Kyrgyzstan’s much-anticipated October 4 election looks set to usher in a new parliament with six parties (out of 14 on the ballot) earning enough votes to enter the 120-member body. Official preliminary results will be announced at 11 a.m. local time on October 5.
As reported by 24.kg as of 10:30 p.m. local time the Social Democratic Party (SDPK) captured 27.47 percent of the vote, followed by Respublika-Ata Zhurt with 20.13 percent, Kyrgyzstan with 12.81 percent, Onuguu-Progress with 9.29, Bir Bol with 8.44 percent and Ata Meken with 7.74 percent. In order to enter parliament a party needed to obtain at least 7 percent of the nation-wide vote and at least 0.7 percent of the votes in each of Kyrgyzstan’s 7 regions, plus its two largest cities–Bishkek and Osh.
Based on preliminary results, Kloop, a Kyrgyz news source, reported that SDPK would get 38 seats, Respublika-Ata Jurt 28 seats, Kyrgyzstan 18 seats, Onuguu-Progress 13 seats, Bir Bol 12 seats and Ata Meken 11 seats.
SDPK was anticipated by many to come out on top in the election. Although when he assumed the presidency, Almazbek Atambayev, by law had to leave the SDPK–he is widely associated with the party regardless. Still, a coalition will need to be forged in order to form a government–none of the parties achieved a majority. It isn’t clear at this time how exactly that coalition will be shaped. The parties are not, as noted in previous reports, quite distinct with regard to their policy platforms.
Eurasianet reported that elections officials recorded turnout at 4 p.m. local time at 37.9 percent, markedly low. But 24.kg’s 10:30 p.m. report cites the Central Elections Commission saying that final turnout was closer to 60 percent.

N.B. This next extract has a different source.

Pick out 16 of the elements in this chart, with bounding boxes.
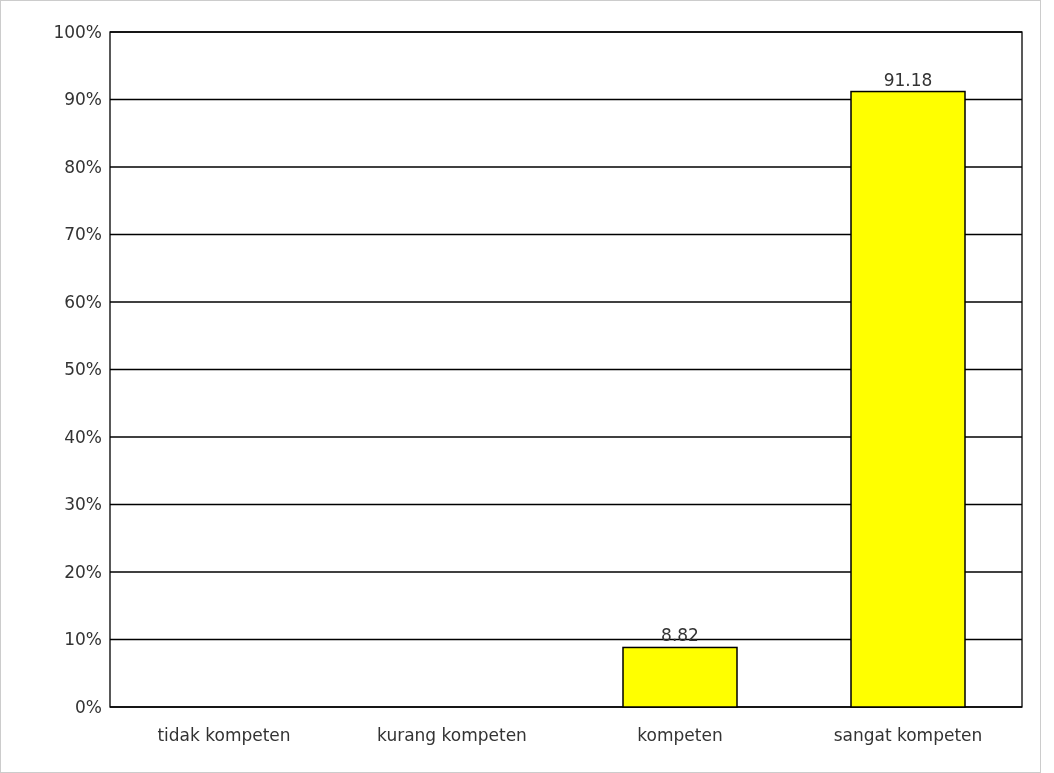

For comparison, Kyrgyzstan’s last parliamentary election had a turnout of 56.59 percent of eligible voters and brought five parties into the parliament. SDPK (26 seats), Ar Namys (25), and Ata Meken (18) made up the latest ruling coalition, while Ata Zhurt (28) and Respublika (23) formed the opposition.
The opposition parties merged ahead of the election and several members of various parties defected, sometimes oddly in an ideological sense, as well. IWPR reported in mid-September that two prominent members of Ata Meken, seen as “pro-Western” defected to Ar Namys, viewed as leaning toward Moscow.
RFE/RL’s Bruce Pannier said it was a surprise that six parties passed the threshold, “There was a thought that certainly one or two of the new parties might get in, but it is kind of unexpected that while the two top parties on the list are parties that are currently in the government, it is surprising that Ata-Meken (Fatherland), which is also in the government, has done so poorly.”
Another party that appears to have done poorly is Ar Namys, which despite holding 25 seats in the previous parliament did not earn more than 1 percent of the nationwide vote, according to 24.kg’s preliminary numbers.
The election, according to most accounts, went procedurally well. RFE/RL reported that according to the CEC “automatic ballot boxes didn’t work in 52 out of the country’s 2,374 polling stations.” While some (including myself) worried that technical issues with the biometric registration system would cause problems on election day, mercifully it seems the technology worked (largely) as intended.